We must establish laws to protect our health care institutions from the potential ravages of private equity. I recently read an encouraging article by state senator Jeff Gordon, MD, who represents several districts in Northeast Connecticut and who submitted legislation in 2024 to require our state government to formulate a strategy to properly manage private equity as it affects health care institutions in our state. He has also begun looking into bipartisan reform of the state’s certificate-of-need program to provide stronger limitations, effective accountability, and close oversight of such private equity arrangements. This is a reasonable first step at the local level. However, given the severe ramifications of private equity mismanagement, more scrutiny at the local, state, and federal levels is sorely and quickly needed.
All of this has been written primarily out of concern for patients.

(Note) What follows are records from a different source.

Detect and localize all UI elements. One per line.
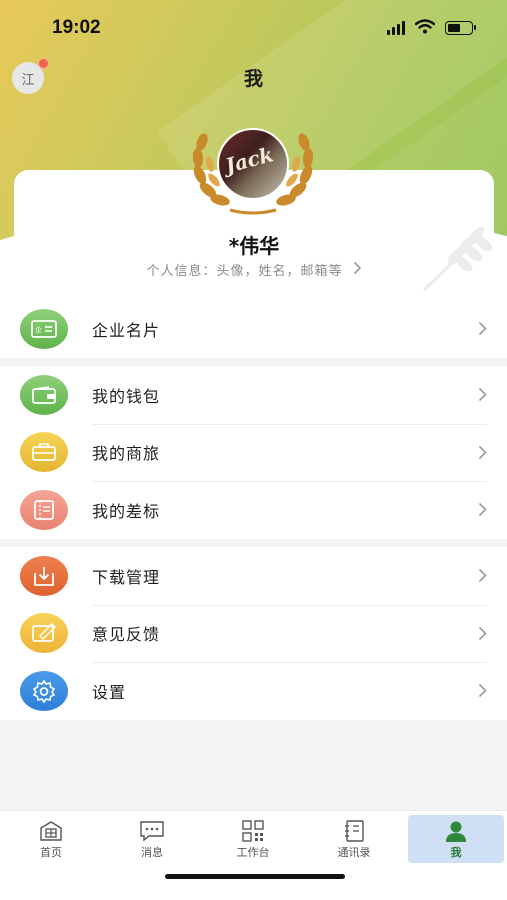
menu-item-label: 下载管理 xyxy=(92,567,161,587)
menu-item-download-manager[interactable]: 下载管理 xyxy=(0,547,507,605)
battery-icon xyxy=(445,21,476,35)
message-icon xyxy=(139,818,165,844)
chevron-right-icon xyxy=(478,502,487,521)
menu-item-label: 我的钱包 xyxy=(92,386,161,406)
top-nav: 江 我 xyxy=(0,56,507,96)
profile-avatar[interactable]: Jack xyxy=(190,120,316,216)
tab-bar: 首页 消息 工作台 通讯录 我 xyxy=(0,810,507,900)
menu-item-business-card[interactable]: 企 企业名片 xyxy=(0,300,507,358)
menu-item-feedback[interactable]: 意见反馈 xyxy=(0,604,507,663)
menu-item-travel-standard[interactable]: 我的差标 xyxy=(0,481,507,539)
chevron-right-icon xyxy=(478,626,487,645)
profile-name: *伟华 xyxy=(228,234,280,258)
chevron-right-icon xyxy=(478,321,487,340)
tab-me[interactable]: 我 xyxy=(408,815,504,863)
tab-label: 通讯录 xyxy=(337,846,371,859)
menu-item-label: 企业名片 xyxy=(92,320,161,340)
menu-group-system: 下载管理 意见反馈 设置 xyxy=(0,547,507,720)
wifi-icon xyxy=(414,18,436,38)
tab-label: 我 xyxy=(450,846,462,859)
feedback-icon xyxy=(20,613,68,654)
workbench-icon xyxy=(241,818,265,844)
wallet-icon xyxy=(20,374,68,415)
menu-group-card: 企 企业名片 xyxy=(0,300,507,358)
menu-item-label: 我的差标 xyxy=(92,501,161,521)
profile-hint-text: 个人信息：头像，姓名，邮箱等 xyxy=(146,264,343,279)
home-indicator xyxy=(165,874,345,879)
status-bar: 19:02 xyxy=(0,0,507,56)
menu-item-label: 意见反馈 xyxy=(92,625,161,645)
signal-icon xyxy=(387,21,405,35)
tab-workbench[interactable]: 工作台 xyxy=(205,815,301,863)
menu-item-label: 设置 xyxy=(92,682,127,702)
tab-label: 工作台 xyxy=(236,846,270,859)
avatar-brand-text: Jack xyxy=(222,142,276,178)
status-time: 19:02 xyxy=(52,17,101,38)
tab-label: 消息 xyxy=(141,846,163,859)
chevron-right-icon xyxy=(478,387,487,406)
tab-label: 首页 xyxy=(40,846,62,859)
tab-home[interactable]: 首页 xyxy=(3,815,99,863)
settings-icon xyxy=(20,670,68,711)
status-icons xyxy=(387,18,476,38)
chevron-right-icon xyxy=(353,261,362,279)
home-icon xyxy=(39,818,63,844)
tab-messages[interactable]: 消息 xyxy=(104,815,200,863)
briefcase-icon xyxy=(20,432,68,473)
profile-info-link[interactable]: 个人信息：头像，姓名，邮箱等 xyxy=(14,260,494,279)
contacts-icon xyxy=(343,818,365,844)
chevron-right-icon xyxy=(478,683,487,702)
tab-contacts[interactable]: 通讯录 xyxy=(306,815,402,863)
page-title: 我 xyxy=(243,68,263,90)
download-icon xyxy=(20,555,68,596)
chevron-right-icon xyxy=(478,445,487,464)
menu-item-settings[interactable]: 设置 xyxy=(0,662,507,720)
business-card-icon: 企 xyxy=(20,308,68,349)
avatar-photo: Jack xyxy=(217,128,289,200)
person-icon xyxy=(444,818,468,844)
chevron-right-icon xyxy=(478,568,487,587)
menu-item-wallet[interactable]: 我的钱包 xyxy=(0,366,507,424)
menu-item-business-travel[interactable]: 我的商旅 xyxy=(0,423,507,482)
menu-group-personal: 我的钱包 我的商旅 我的差标 xyxy=(0,366,507,539)
menu-item-label: 我的商旅 xyxy=(92,444,161,464)
ticket-icon xyxy=(20,489,68,530)
svg-text:企: 企 xyxy=(35,325,42,334)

From another perspective, the standpoint of physicians, this is yet an additional manifestation of the growing moral injury our profession faces as a result of having to battle large corporations in defense of our patients and our vocation to serve them. Corporate encroachments, from such powerful entities as private equity owners, big payers (private and governmental), and government regulatory agencies, are incrementally eroding our ability to practice our profession, and we must somehow rise to the level of leadership needed to ensure the survival of the healing mission that began with our Hippocratic Oath.
The task may seem daunting. Each of us is just a single thread, but when woven together we can make an unbreakable rope. But to harness our strength, we must first see the need to act and then call forth the will and sacrifice to do so, for ourselves and the patients we serve. If we think we’re too busy or powerless to do anything about it, be assured that we’ll get a whole lot busier and more powerless if we remain on defense rather than go on the offense. Our mission is much bigger than the practice of pathology—it’s the survival of our profession and our patients—and there’s no better time than now to save them.
Editor’s note: Dr. Mezzetti completed his writing in December 2024. In February he wrote the following: Prospect Medical Holdings declared bankruptcy in January, further imperiling the regional health care situation, prompting Connecticut’s governor to propose legislation to rein in private equity in health care while continuing to oversee the medical needs of the regions involved. This story is still developing.
Thomas Mezzetti is a pathologist and laboratory medical director at Charlotte Hungerford Hospital in Torrington, Conn., and chair of the Connecticut delegation of the CAP House of Delegates.
The views expressed in commentaries published in CAP TODAY are not necessarily those of CAP TODAY or the College of American Pathologists.